AC: What other things did you have to do as a cook?

IK: Oh, we had to cut the meat, cut the salad if we had any, we had to do all that. And then we had to dish it out. But that chef, I heard that he was in Salinas, had a restaurant now. [Laughs] But he had a bunch of boys, and he's probably passed away by now. But his boys took over that restaurant, I hear. I wanted to go there, but I never did get there.

AC: So you said you had dances. Did they have a rec center or something like that?

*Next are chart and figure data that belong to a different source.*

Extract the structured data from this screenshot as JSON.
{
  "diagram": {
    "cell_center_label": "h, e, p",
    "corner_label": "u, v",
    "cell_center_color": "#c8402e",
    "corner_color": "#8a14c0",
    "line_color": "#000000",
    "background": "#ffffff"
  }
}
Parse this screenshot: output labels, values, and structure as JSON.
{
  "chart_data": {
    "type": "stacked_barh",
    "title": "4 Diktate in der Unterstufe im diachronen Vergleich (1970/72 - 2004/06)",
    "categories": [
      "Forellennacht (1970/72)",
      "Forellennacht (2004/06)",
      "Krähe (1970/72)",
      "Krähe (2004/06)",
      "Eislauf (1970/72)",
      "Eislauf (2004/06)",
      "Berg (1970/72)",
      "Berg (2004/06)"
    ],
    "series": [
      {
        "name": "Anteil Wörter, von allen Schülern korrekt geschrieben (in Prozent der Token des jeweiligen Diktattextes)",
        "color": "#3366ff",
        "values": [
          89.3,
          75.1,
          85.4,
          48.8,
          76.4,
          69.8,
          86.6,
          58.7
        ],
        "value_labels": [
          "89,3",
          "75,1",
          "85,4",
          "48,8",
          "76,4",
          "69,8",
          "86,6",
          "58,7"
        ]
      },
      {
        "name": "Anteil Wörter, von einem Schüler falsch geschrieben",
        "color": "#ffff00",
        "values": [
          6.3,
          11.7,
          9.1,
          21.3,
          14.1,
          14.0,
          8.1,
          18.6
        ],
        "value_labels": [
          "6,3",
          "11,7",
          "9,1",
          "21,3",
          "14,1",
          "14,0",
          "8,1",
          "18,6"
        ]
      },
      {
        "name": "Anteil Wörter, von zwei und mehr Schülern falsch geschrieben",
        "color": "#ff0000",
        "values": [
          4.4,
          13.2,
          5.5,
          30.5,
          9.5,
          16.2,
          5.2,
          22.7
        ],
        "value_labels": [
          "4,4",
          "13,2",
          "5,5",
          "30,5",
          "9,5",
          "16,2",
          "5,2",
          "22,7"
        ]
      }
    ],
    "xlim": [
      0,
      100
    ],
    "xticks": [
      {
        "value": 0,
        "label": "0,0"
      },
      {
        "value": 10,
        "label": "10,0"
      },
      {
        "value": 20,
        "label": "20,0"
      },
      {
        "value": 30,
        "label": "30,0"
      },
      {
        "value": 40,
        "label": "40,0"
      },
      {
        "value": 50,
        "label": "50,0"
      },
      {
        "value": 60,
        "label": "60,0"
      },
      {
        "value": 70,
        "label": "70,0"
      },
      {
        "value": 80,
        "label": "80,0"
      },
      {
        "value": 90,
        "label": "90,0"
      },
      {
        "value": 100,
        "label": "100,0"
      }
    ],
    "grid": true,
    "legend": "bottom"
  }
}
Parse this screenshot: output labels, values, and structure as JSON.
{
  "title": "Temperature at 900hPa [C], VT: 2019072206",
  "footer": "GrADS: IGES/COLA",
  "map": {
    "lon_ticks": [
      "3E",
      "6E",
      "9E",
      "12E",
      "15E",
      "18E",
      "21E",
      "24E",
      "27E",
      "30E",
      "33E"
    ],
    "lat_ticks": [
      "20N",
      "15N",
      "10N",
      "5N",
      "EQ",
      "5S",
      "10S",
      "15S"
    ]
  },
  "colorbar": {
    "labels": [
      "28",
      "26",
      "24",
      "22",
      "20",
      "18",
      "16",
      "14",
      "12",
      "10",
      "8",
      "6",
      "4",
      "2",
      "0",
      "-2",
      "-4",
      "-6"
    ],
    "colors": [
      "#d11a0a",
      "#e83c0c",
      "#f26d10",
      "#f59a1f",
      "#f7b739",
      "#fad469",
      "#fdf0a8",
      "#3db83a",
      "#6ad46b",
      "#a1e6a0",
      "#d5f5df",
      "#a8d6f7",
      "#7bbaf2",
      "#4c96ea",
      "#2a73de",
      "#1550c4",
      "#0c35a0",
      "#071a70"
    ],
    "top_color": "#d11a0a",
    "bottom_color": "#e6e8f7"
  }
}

IK: Yeah. They had kind of a small, on barrack was for kind of a rec center. I used to be the disc jockey because I didn't care to dance. Well, I didn't know how to dance, let's put it that way. So I used to be the disc jockey. Well, me and a couple other guys, Joe [inaudible], and another kid, we used to do that. And they were dancing out there quite a bit. But they want certain kind of music, swing dances, and then they wanted slow dances once in a while, and so we had to pick all the tunes out. Of course, in them days we had records, you know, and not discs like now. And we had a turntable, and these people brought these records from home, so we had those to play.

AC: So did you ever go on any dates with any women in camp?

IK: I never did, but there were some people that were on dates, yeah.

AC: Did they ever go and sneak out under the fence and get privacy someplace?

IK: No, they just went together is all. You ain't going to find any privacy in there, in camp. There used to be a water tower, sometimes they'd go underneath the water tower and talk or something, that's about it.

AC: So driving a grader, how did you get a job doing that? I know it's about the same pay as a cook, but...

IK: Well, I had some friends that were doing it. In fact, he lives in Mountain View right now in California. But him and his brother and cousin, they were driving graders, and they needed another driver, so they asked me. Because I worked with them on a tractor over there in Cozad, Nebraska, and they knew I could drive equipment. So they asked me, so I said, "Okay, just show me how." And the grader's got a whole mess of handles up on top here, and one to lower, one to lift, and I learned all that. But it was no problem.

AC: So you just drove the grader between camps and through camps just to make the road flat?

IK: Uh-huh. And then we'd grade clear up to Parker, we had to grade the whole road, and so we'd be going all day on that road. It's all gravel road.